With the race on the line, several top drivers say that they want their crew chief to make the final call — with some input of course. The crew chief is following the competitors, often has a better big-picture view of both what is happening on the track with other cars and with the race itself.
He wants to be in charge — win or lose. And humbly accepts both the praise and criticism that follows making such a call.
It’s one of the many ways he has already distinguished himself from the competition.
“When it’s time to make the final play, I want the ball,” he said. “I feel like that’s something winners and champions do. And I might fail; I fail, we all fail. But I want to fail and look back and say at least I took the shot. I didn’t watch as time ran out and the misses that I have along the way make me better and more prepared for the opportunities to come.”
And when it comes to making changes?
Well, Keselowski thinks that just keeps teams sharp.

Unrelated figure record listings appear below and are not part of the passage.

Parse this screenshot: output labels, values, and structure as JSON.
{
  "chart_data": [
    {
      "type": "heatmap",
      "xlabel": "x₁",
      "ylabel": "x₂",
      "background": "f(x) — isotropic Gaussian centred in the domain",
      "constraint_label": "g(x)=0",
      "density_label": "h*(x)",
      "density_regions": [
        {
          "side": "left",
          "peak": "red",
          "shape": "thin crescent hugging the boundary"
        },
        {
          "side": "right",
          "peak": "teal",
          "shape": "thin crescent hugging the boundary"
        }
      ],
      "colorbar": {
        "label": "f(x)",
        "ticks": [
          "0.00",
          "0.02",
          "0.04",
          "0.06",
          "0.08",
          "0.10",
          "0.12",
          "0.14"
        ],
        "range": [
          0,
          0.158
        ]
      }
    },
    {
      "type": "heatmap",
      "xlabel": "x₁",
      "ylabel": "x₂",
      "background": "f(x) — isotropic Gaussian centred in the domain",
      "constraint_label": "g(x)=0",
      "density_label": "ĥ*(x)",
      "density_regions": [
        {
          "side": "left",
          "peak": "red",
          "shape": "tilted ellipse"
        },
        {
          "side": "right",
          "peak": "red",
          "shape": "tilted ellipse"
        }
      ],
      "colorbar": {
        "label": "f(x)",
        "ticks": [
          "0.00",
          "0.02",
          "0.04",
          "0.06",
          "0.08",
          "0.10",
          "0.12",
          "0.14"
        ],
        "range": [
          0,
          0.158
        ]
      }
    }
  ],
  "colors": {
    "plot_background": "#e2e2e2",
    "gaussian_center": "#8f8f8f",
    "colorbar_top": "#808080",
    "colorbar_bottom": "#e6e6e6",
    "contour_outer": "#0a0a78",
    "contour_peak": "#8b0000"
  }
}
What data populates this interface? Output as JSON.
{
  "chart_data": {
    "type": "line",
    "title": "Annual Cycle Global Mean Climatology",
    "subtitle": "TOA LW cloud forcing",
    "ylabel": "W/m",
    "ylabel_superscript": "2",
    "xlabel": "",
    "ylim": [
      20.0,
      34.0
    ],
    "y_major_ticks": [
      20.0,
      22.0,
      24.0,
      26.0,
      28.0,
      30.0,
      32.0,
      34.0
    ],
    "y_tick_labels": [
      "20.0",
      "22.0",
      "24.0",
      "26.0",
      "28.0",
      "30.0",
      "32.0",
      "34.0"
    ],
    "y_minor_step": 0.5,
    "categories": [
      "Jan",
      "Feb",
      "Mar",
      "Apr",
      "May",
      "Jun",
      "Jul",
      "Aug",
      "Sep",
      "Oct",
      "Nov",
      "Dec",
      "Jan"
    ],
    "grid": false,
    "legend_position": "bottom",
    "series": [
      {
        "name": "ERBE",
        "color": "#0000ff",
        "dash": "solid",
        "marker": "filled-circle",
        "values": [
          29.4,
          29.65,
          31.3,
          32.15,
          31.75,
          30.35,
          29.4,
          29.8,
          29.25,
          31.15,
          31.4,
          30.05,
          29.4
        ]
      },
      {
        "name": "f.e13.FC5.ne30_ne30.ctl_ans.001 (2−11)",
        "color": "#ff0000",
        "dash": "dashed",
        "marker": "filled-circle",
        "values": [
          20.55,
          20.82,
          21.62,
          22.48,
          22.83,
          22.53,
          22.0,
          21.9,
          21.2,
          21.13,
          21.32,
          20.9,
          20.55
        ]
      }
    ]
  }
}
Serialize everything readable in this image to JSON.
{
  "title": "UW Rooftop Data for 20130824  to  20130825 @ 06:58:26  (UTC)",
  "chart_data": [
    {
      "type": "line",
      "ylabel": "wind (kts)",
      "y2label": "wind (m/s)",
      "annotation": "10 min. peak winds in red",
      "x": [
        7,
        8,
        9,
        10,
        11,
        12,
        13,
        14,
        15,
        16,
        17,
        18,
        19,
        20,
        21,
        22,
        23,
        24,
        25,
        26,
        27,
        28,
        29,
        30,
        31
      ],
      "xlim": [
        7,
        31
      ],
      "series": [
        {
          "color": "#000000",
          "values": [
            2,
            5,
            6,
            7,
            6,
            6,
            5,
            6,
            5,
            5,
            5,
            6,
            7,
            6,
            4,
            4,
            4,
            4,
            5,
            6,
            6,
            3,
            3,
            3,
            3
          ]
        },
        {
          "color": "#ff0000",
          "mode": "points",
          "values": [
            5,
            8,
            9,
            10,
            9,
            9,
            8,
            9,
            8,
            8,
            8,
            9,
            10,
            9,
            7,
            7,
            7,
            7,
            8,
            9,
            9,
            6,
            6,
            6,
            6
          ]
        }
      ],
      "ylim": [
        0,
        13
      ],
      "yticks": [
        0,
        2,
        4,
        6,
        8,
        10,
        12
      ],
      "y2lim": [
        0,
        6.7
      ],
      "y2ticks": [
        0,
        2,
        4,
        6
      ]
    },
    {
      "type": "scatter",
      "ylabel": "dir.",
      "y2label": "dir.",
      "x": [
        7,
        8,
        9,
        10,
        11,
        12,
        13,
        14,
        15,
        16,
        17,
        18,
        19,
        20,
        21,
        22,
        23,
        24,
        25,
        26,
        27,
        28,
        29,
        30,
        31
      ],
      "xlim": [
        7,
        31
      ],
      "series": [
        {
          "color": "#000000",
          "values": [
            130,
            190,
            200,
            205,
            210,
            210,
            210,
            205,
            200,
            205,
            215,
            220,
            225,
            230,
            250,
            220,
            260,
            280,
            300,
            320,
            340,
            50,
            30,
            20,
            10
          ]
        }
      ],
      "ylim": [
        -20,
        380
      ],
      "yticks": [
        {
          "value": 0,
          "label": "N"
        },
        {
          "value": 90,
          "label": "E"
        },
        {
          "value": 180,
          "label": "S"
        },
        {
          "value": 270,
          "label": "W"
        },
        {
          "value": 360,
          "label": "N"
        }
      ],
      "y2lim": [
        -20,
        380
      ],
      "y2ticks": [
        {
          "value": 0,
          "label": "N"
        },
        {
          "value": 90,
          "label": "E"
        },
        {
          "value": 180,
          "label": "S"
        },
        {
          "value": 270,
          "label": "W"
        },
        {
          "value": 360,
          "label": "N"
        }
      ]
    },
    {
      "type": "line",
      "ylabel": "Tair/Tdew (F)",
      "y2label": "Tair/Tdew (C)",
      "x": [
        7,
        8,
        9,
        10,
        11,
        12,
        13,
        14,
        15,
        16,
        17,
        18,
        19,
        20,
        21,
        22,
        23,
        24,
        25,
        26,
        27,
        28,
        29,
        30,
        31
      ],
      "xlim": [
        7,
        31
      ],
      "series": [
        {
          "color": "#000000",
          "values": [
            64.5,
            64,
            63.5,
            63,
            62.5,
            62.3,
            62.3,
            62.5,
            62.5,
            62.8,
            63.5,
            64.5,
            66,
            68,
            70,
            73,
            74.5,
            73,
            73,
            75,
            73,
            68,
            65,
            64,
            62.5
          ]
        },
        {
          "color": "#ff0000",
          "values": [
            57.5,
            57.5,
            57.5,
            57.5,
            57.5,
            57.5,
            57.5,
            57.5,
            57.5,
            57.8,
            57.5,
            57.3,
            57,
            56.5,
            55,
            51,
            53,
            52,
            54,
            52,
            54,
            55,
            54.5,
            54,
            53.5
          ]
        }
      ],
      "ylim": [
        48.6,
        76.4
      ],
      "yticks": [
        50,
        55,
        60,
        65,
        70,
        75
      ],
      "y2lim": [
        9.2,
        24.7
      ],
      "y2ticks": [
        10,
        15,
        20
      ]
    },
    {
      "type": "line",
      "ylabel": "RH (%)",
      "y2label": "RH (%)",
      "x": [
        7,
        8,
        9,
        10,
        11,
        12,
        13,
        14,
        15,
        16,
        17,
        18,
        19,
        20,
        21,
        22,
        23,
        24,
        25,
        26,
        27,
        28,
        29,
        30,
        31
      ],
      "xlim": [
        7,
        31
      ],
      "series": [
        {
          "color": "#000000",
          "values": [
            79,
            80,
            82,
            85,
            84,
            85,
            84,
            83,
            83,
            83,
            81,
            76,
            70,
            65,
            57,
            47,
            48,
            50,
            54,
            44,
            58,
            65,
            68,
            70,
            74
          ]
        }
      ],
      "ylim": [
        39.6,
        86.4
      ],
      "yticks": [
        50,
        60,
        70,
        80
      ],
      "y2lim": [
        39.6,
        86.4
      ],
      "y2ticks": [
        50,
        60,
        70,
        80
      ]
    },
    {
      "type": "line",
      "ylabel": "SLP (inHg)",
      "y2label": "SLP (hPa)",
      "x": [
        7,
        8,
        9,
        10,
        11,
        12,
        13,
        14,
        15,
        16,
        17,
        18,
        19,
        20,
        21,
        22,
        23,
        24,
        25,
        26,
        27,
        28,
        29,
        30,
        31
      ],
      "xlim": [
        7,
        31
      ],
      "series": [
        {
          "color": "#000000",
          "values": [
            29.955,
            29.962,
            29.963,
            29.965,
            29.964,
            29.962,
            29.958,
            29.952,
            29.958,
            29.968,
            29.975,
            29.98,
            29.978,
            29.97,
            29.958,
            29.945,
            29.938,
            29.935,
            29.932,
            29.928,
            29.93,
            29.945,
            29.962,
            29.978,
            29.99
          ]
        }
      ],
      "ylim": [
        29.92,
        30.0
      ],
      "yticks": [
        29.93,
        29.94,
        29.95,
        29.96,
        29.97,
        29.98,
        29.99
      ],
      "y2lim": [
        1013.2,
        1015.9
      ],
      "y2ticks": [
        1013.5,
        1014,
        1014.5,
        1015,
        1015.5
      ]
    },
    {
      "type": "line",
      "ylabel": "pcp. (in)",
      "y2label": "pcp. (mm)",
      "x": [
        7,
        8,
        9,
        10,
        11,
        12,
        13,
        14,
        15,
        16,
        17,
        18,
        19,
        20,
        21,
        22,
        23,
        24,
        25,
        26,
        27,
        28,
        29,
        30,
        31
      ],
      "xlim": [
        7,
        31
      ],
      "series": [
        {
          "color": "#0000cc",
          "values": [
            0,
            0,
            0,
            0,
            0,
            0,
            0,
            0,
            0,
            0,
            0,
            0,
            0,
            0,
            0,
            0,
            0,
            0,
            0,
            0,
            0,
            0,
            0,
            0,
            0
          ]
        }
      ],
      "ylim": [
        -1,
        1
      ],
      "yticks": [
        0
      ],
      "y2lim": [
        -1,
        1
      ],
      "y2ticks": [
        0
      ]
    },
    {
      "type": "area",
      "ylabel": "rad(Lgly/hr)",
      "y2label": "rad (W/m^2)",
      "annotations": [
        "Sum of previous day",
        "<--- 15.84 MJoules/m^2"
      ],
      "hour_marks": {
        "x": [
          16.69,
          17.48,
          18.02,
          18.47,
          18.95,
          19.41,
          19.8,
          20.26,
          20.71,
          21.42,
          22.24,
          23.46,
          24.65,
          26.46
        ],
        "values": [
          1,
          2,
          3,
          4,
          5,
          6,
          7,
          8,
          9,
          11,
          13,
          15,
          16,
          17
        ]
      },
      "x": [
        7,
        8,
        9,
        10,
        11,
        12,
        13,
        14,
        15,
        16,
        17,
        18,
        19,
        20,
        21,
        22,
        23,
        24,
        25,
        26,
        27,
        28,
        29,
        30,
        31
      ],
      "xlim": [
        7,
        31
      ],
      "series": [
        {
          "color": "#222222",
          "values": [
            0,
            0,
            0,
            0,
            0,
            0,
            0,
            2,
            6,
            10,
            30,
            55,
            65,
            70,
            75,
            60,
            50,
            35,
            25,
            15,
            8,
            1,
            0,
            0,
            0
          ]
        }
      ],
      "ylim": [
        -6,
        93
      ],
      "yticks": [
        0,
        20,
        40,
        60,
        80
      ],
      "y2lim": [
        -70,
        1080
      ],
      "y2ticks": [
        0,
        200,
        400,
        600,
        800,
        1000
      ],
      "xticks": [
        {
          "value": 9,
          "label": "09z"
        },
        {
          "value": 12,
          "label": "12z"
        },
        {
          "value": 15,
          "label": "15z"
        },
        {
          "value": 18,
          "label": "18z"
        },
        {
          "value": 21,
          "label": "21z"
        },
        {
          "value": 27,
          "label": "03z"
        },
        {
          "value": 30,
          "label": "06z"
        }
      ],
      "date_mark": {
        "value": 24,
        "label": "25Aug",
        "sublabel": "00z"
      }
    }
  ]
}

“There’s something to be said for continuity,” he said before adding, “continuity is good in moderation; at some point you have to continue to improve.”
That applies to NASCAR as a whole, too.
Keselowski is embracing all roles of being a champion, including having more of a voice in the garage. This season, he’ll be a go-to driver for fans and media trying to sort out issues of the day.
He’s always been willing to weigh in, but adding the title to the rhetoric only adds more weight to Keselowski’s opinions.
It doesn’t hurt, either, that those opinions are well-informed and thought-provoking on a wide range of issues.
Or that he’s so willing to embrace the role despite his increased schedule and the on-track competition.
“I care about this sport; I don’t want to just be a champion of a sport that isn’t as strong as it can be,” he said. “I want to be a part of making the sport stronger and I want to be that guy that can stand up and make it better. I want to be a leader in this sport, quite frankly. In order to do that, you’re going to have to be vocal. That’s not for everyone and there’s champions in the past who haven’t done that, but my goal is to be the best I can be and to do something great for this sport and to be great and do great things, you can’t do the same things everyone else has done.
“You have to do things on your own; you have to reach out and take that step and go out on that limb and for me, perhaps, being vocal is one part of that. But if it makes the sport better for us all, I think it is worth it.”
First, though, is that next title.
Keselowski clearly seems to have enjoyed his offseason. From the moment he won the title and embarked on a festive Victory Lane celebration in the season finale to now, he’s spoken like a champion who hasn’t left the fun out of the job.
Now, though, he’s ready to get back to business — the business of becoming the 2013 champion.
“When you look at (the title banner) now and it says 2012 champion, all I can think is that it is not 2012 anymore,” he said. “So New Year’s Day is a big day. Each and every opportunity to really seize the moment of what it means to be a champion is also a moment of self-reflection on what it’s going to take and why it’s important to push hard to do it again.”